Аршинов скривился. В отличие от Шомпера он уже и пороха понюхал, и крови навидался и не был витийствующим романтиком. Сольский тоже усмехнулся, а Трунов даже крякнул. Но Нестору пылкая речь Шомпера понравилась. Вот ведь как люди умеют говорить! Он бы хотел научиться этому, да где уж… Им бы в уезд двух-трех таких, как Шомпер, они не то что Гуляйполе, всю Александровскую волость на попа бы поставили!
– Что вы ухмыляетесь? – вскинулся Шомпер, пристально вглядываясь в лица сокамерников. – Думаете, все тогда и закончилось? Я не верю. Газеты не врут. Революции никогда не кончаются. И эта… девятьсот пятого, она лишь пригасла. Ну, как фитиль на ветру. Поискрив и подымив, она вновь разгорится и озарит наши тюремные страдания!.. Что?
Шомперу никто не ответил. Молчали. Думали.
Глава двадцать третья
Революция 1905–1907 годов как будто умерла. Все вроде бы завершилось. Но Россия не выздоровела.

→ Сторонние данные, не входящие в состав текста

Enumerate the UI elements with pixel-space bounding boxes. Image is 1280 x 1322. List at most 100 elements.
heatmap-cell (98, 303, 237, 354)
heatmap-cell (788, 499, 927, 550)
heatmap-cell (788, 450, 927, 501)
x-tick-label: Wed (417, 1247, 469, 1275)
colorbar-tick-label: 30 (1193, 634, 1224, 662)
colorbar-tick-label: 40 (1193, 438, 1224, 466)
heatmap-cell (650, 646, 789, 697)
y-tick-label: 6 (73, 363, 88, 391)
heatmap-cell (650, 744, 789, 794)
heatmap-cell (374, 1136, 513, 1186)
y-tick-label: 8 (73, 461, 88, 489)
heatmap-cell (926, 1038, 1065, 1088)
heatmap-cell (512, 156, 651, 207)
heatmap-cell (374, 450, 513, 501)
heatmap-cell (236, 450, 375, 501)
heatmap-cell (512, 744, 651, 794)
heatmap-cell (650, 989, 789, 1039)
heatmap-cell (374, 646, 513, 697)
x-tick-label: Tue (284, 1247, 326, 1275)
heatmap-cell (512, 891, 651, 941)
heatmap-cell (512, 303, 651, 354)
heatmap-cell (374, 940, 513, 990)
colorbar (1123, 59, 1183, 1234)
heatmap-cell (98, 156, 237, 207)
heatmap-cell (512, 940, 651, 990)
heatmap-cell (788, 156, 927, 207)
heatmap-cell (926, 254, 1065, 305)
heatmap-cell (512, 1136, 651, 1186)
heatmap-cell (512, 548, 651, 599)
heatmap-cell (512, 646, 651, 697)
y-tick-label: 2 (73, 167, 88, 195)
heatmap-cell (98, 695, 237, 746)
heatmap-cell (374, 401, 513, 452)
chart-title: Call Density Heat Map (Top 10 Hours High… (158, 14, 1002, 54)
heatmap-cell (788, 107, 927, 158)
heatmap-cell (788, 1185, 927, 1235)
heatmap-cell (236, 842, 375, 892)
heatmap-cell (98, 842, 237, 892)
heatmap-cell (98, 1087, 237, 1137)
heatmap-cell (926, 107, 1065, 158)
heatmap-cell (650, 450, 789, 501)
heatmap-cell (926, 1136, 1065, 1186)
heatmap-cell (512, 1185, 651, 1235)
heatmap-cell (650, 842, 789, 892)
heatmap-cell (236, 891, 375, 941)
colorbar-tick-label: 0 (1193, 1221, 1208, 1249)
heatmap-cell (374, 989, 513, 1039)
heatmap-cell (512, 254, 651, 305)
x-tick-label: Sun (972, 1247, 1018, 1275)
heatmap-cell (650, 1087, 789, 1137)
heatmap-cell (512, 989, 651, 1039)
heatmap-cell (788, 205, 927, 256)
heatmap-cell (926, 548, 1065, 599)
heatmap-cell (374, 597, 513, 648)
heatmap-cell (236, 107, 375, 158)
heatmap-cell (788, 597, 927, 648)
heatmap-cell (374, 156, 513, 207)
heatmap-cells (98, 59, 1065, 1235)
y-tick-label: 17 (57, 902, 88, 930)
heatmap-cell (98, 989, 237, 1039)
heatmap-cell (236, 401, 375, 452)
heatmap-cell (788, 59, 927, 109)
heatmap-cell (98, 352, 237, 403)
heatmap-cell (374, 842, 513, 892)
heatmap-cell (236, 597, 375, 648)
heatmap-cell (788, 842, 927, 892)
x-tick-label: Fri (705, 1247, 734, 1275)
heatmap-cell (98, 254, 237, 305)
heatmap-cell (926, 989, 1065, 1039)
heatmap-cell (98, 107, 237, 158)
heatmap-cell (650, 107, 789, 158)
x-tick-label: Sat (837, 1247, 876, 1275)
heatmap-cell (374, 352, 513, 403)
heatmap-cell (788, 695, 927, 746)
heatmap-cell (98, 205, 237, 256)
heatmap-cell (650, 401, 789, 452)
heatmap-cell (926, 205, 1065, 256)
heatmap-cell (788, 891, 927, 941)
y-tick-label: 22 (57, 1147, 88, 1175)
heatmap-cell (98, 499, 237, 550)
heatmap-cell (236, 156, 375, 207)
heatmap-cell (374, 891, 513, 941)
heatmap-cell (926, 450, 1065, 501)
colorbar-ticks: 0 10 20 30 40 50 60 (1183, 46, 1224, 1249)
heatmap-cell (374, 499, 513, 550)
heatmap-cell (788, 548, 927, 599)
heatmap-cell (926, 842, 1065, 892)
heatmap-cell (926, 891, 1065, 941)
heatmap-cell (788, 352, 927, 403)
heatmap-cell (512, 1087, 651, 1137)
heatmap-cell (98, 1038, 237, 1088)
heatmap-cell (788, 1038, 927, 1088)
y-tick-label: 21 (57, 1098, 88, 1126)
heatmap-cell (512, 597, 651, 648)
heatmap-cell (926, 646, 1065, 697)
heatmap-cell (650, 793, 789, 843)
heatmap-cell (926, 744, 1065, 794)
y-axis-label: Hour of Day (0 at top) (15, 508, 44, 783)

Стало ясно: народ разочаровался в царе, который за многие годы своего царствования не раз проявлял непоследовательность и нерешительность, а порой и неоправданную жестокость.
Крестьянская страна до сих пор относилась к императору как к «царю-батюшке»: он может и сурово наказать, но и выслушать, пожалеть, простить. «Царь-хозяин»! Это сидело в людях глубоко, казалось, на века. «Без хозяина и дом – сирота». Старая русская пословица подтверждалась повсюду: и в избе мужичка-середнячка, и в роскошных особняках скоробогатеньких промышленников.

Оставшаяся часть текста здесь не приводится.